“I hate useless, creepy old shit.”
So says my beloved wife on the subject of ancient relics in fantasy novels. Coming in for particular censure are mysterious old buildings, old roads, old statues, and “that stupid Logoth place where everything is a scary little alleyway.”
For my part, I found the stupid Logoth place (Shadar Logoth of Robert Jordan’s first book) both interesting and terrifying, so this remark set me pondering about the value and proper deployment of hoary antiquity in fantasy.
We can start with a brief taxonomy. A writer can conjure a landscape or city dotted with the ancient structures for several reasons:
First: Scenery. Action takes place in settings, and if you have the choice to set your duel in front of a tree or an ancient statue of the God of Ultimate Suffering and Misery, the statue seems cooler.
Second: History. Often the (ancient) history of an invented world is relevant to the plot. One way to reveal that history is through archaeology. Given the dangers inherent in the long expository passage (“The war began in the third year of the fourth age, when Nab’kul and his hordes had despoiled the country and blah, blah, blah”), the inclusion of an old bridge or ruined castle is sometimes a more elegant way to approach the revelation of history.
Third: Mystery. This can be a cheap trick, but I fall for it every time. Stick a mysterious windowless tower in the middle of a grassland, tell me that no one has ever been seen to enter or leave, and I will wonder about that tower for thousands of pages. I will literally read entire books just to discover who built the tower and why.
These uses of archaeology are both practical and effective, and yet I think that most fantasy readers find something even more satisfying in the discovery of ancient cities, roads, and statues: the suggestion of a golden age, that hint that the characters (and by extension, the reader) live in a diminished age but can still walk in the literal shadows of greatness. We might encapsulate the feeling in a single word: wonder.
It’s not a familiar feeling in our modern world. We have skyscrapers and iPhones, electric cars and planes that, you know, fly. I am often astounded at how jaded I have become, even toward things that do not yet exist. The other day I found myself surprised and slightly irritated that we are still reliant on such a primitive piece of technology as the snowplow. It is an effective, but essentially medieval device. When do we get self-cleaning roads?

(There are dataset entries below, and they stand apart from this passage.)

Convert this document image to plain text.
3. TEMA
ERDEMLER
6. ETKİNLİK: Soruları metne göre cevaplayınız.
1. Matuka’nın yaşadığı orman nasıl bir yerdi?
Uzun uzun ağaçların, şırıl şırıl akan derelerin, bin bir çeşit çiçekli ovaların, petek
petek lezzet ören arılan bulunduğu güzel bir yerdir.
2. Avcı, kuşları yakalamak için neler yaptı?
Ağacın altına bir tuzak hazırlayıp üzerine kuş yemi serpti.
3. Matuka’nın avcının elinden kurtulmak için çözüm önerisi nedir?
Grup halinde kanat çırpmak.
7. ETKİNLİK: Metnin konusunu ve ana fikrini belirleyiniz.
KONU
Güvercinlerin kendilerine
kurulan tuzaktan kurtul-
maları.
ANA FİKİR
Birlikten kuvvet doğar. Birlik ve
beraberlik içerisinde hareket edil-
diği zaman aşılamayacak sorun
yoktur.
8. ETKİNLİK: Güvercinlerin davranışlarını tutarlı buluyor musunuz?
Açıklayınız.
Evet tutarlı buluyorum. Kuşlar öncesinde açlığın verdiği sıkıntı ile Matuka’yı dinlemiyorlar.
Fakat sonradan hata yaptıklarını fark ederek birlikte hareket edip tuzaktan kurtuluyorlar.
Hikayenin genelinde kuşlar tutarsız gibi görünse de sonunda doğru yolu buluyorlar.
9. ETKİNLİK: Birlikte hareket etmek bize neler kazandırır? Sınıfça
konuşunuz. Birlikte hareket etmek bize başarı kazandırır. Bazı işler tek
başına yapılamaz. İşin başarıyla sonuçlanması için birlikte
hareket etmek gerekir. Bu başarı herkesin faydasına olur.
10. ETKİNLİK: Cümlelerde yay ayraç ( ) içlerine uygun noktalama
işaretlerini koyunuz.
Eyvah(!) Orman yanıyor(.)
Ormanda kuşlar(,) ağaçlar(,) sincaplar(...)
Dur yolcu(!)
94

This attitude, of course, is the antithesis of wonder, but it is hard to avoid if you live in the first world in the twenty-first century. Odds are good that whatever cool shit people built back in the day – temples, churches, castles – we could built them taller and faster now.

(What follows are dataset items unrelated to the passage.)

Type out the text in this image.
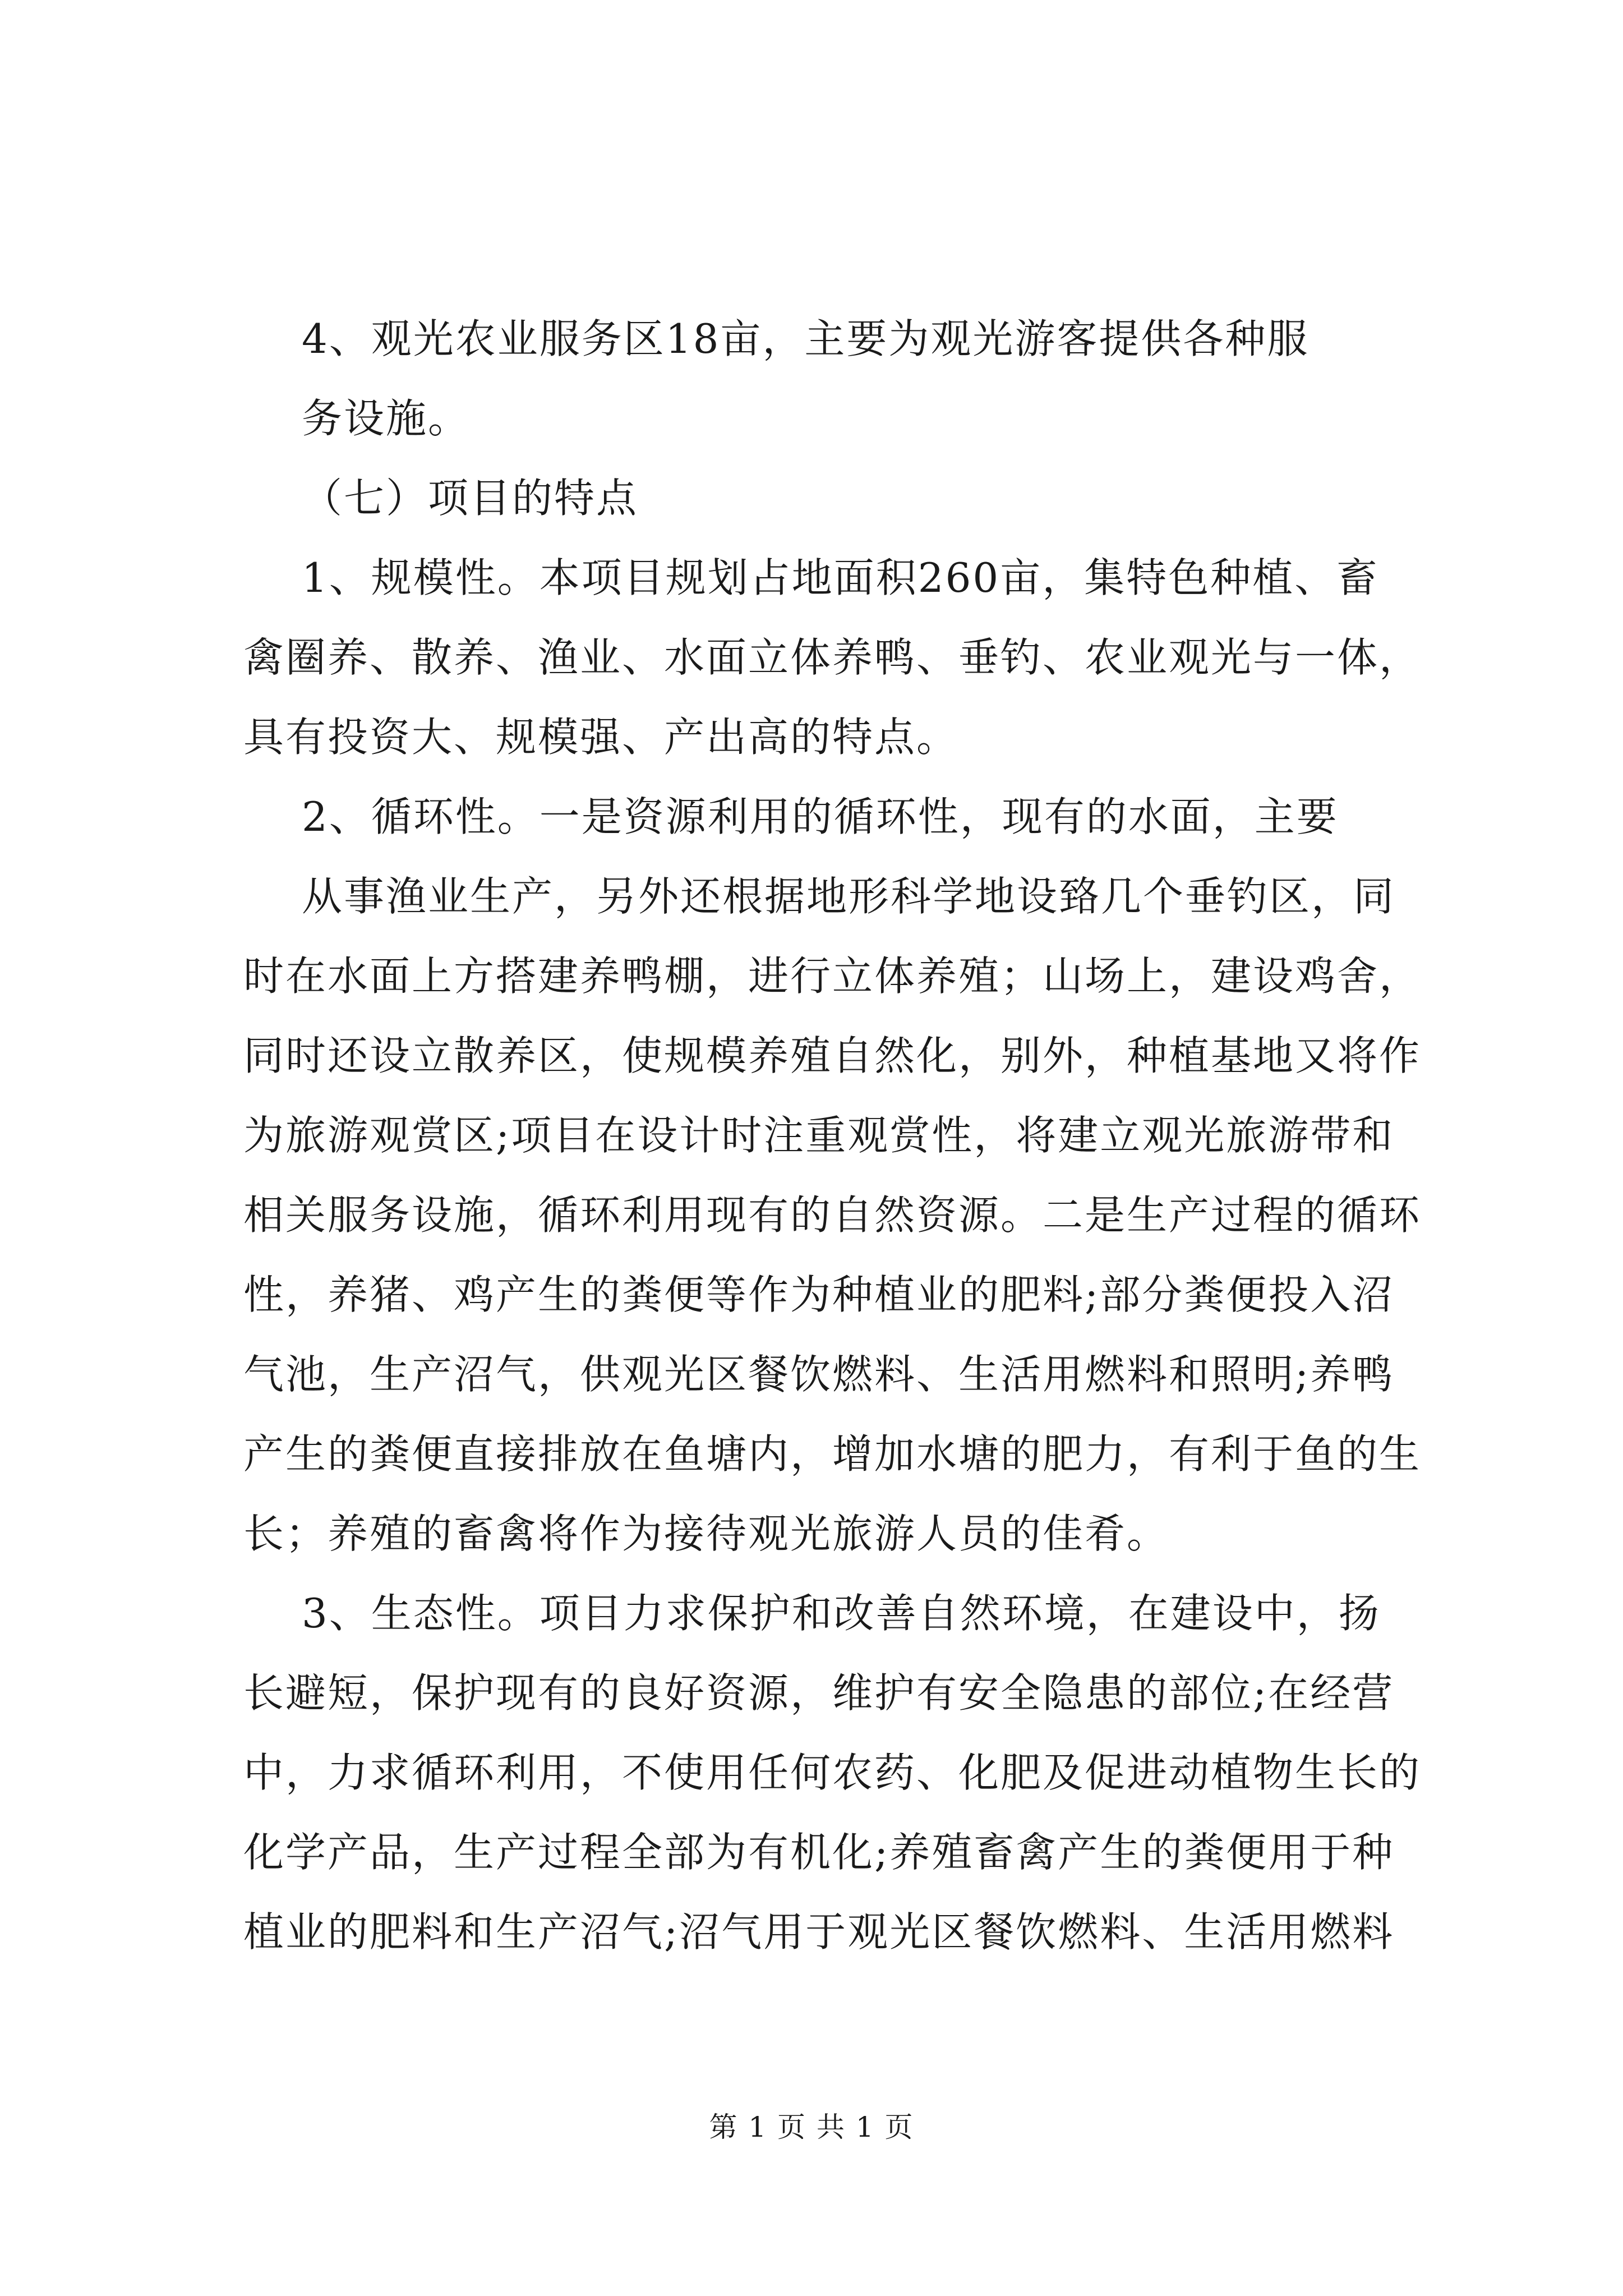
4、观光农业服务区18亩，主要为观光游客提供各种服
务设施。
（七）项目的特点
1、规模性。本项目规划占地面积260亩，集特色种植、畜
禽圈养、散养、渔业、水面立体养鸭、垂钓、农业观光与一体，
具有投资大、规模强、产出高的特点。
2、循环性。一是资源利用的循环性，现有的水面，主要
从事渔业生产，另外还根据地形科学地设臵几个垂钓区，同
时在水面上方搭建养鸭棚，进行立体养殖；山场上，建设鸡舍，
同时还设立散养区，使规模养殖自然化，别外，种植基地又将作
为旅游观赏区;项目在设计时注重观赏性，将建立观光旅游带和
相关服务设施，循环利用现有的自然资源。二是生产过程的循环
性，养猪、鸡产生的粪便等作为种植业的肥料;部分粪便投入沼
气池，生产沼气，供观光区餐饮燃料、生活用燃料和照明;养鸭
产生的粪便直接排放在鱼塘内，增加水塘的肥力，有利于鱼的生
长；养殖的畜禽将作为接待观光旅游人员的佳肴。
3、生态性。项目力求保护和改善自然环境，在建设中，扬
长避短，保护现有的良好资源，维护有安全隐患的部位;在经营
中，力求循环利用，不使用任何农药、化肥及促进动植物生长的
化学产品，生产过程全部为有机化;养殖畜禽产生的粪便用于种
植业的肥料和生产沼气;沼气用于观光区餐饮燃料、生活用燃料
第 1 页 共 1 页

Fantasy, however, gives us a chance to recover that feeling of wonder, the lost sense that those who came before were actually smarter or more skilled, a feeling that would have been familiar to most people throughout human history: an early medieval peasant looking at a Roman aqueduct, for instance, or Alexander the Great considering the pyramids of Egypt. Most people before us had the capacity to be humbled by the creations of the past in a way that we do not. Fantasy affords this capacity.
That said, the subject deserves at least one more post. After all, as my wife insists, “If there’s an ancient statue, it had better do something.”
“Why?” I ask. “Why can’t it just be a cool statue?”
She rolls her eyes. “Because it’s fucking fantasy!”
I’m curious to hear the thoughts of others on this issue. What sort of archaeological artifacts have proven especially intriguing or important in other works of fantasy? What’s just useless window dressing?